# Fursuit contract, please help!



## FitzySauce (Dec 26, 2012)

I need help.  I was hoping that someone can show me to some already drafted fursuit commissioning contracts out there, or help me explain how to fill out this one> http://www.legal-forms-kit.com/freelegalforms/legal-form-4.pdf
I'm 17, and no I'm not one of those teenage furries that have no idea what goes on within the walls of the world of the fandom.  I've been a furry for about 5 years now, and I've been to a convention, but this Christmas I have something new going on.  I was given permission to commission a fursuit head from a friend of mine and one of the conditions (by my mother), is that I need to have a contract for her to sign.  I love this girl's work, and I trust her, its just with that amount of money being shelled out I need some reassurance.
This is my first time commissioning so I would love to get some help.


----------



## Bulveye (Dec 26, 2012)

Smart move! Especially with lesser known makers. Through my commission with DHC, it was stated that the e-mails would act as a contract so I made sure to clearly state everything that was needed on my end. Otherwise I also would've also drafted up a contract. 
I don't think I would go with a standard bill of sale, since that's for selling some physical item right then and now, such as a car. You'll need to create something that says the maker will create the fursuit head with quality comparable to their other work and matching your reference since it's hard to have objective criteria in there. I would recommend looking through this: http://pogopuggie.deviantart.com/journal/Commissions-Contracts-A-Must-Have-214188079
Look over the second form on there and modify it for a fursuit. You'll also want to get it notarized (sign it in from of some dude you pay $10 to). 
If you want to create a draft, I'd be happy to look it over. Just send me a PM.


----------



## FitzySauce (Dec 27, 2012)

What if she doesn't get it notarized?


----------



## Bulveye (Dec 27, 2012)

Getting it notarized is so either party can't say that their signature was forged. Pretty much all banks will have notaries. If that's not an option for some reason (even though it should be since you're making a pretty big investment) go for an impartial third party to witness and sign it.


----------



## Dokid (Dec 27, 2012)

Seems a little...over formal though.

I know that most fursuit makers will just have a written statement such as "you want this and this.

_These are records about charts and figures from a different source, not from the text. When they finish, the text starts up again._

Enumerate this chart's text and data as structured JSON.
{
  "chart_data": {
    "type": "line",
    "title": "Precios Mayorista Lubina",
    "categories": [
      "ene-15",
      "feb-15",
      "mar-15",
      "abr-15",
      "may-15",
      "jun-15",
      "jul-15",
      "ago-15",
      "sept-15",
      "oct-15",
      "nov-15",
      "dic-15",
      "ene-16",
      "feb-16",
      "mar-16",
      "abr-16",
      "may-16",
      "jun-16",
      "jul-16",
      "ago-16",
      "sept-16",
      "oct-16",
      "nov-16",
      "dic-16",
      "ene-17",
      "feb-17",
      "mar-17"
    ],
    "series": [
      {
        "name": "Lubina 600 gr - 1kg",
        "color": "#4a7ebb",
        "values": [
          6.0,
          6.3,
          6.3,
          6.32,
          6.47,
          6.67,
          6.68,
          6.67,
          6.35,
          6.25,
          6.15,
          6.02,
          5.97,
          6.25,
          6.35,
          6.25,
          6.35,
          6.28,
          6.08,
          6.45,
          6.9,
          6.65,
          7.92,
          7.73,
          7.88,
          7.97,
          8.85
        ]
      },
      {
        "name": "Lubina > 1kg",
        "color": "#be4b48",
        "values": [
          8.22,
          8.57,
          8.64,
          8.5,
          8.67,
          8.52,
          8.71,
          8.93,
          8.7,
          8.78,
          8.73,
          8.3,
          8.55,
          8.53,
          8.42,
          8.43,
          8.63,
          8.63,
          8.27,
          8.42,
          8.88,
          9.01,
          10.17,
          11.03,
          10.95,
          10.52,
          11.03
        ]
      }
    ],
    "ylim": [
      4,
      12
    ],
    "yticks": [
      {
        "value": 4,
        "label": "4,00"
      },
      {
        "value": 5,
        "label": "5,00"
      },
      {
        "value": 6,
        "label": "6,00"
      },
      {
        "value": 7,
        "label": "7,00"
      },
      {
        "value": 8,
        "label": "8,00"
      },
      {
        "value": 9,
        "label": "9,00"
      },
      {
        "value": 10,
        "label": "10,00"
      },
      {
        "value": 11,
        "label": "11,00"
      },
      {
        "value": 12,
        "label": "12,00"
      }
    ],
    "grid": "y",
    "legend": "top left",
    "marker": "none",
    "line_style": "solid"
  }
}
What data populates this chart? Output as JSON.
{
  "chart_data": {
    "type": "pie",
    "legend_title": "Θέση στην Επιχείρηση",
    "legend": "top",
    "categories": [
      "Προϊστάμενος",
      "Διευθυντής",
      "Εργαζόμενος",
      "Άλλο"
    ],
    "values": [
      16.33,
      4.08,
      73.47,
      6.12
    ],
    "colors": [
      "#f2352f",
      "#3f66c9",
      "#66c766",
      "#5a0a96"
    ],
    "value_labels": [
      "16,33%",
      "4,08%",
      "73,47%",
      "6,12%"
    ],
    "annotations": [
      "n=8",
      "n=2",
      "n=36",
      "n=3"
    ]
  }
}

It will be this much." I've never heard of a maker using a form like that.

also that form has some grammer issues by the way. Your best bet is to just directly contact the maker herself and talk things out.


----------



## FitzySauce (Jan 2, 2013)

It is quite formal, but its for safety precautions because I'm spending a lot of money on it. 

I also wanted to add that your icon is pretty rad.


----------



## Dokid (Jan 3, 2013)

FitzySauce said:


> It is quite formal, but its for safety precautions because I'm spending a lot of money on it.
> 
> I also wanted to add that your icon is pretty rad.



Oh why thank you!

Anyways I would just check with the suit maker. Also make sure they don't have any sketchy backgrounds where they don't finish anywhere reasonable and such. 

http://www.furaffinity.net/user/fursuitmakerreviews/   This page on FA really is good. They have reviews on both well known makers and not so well known makers.


----------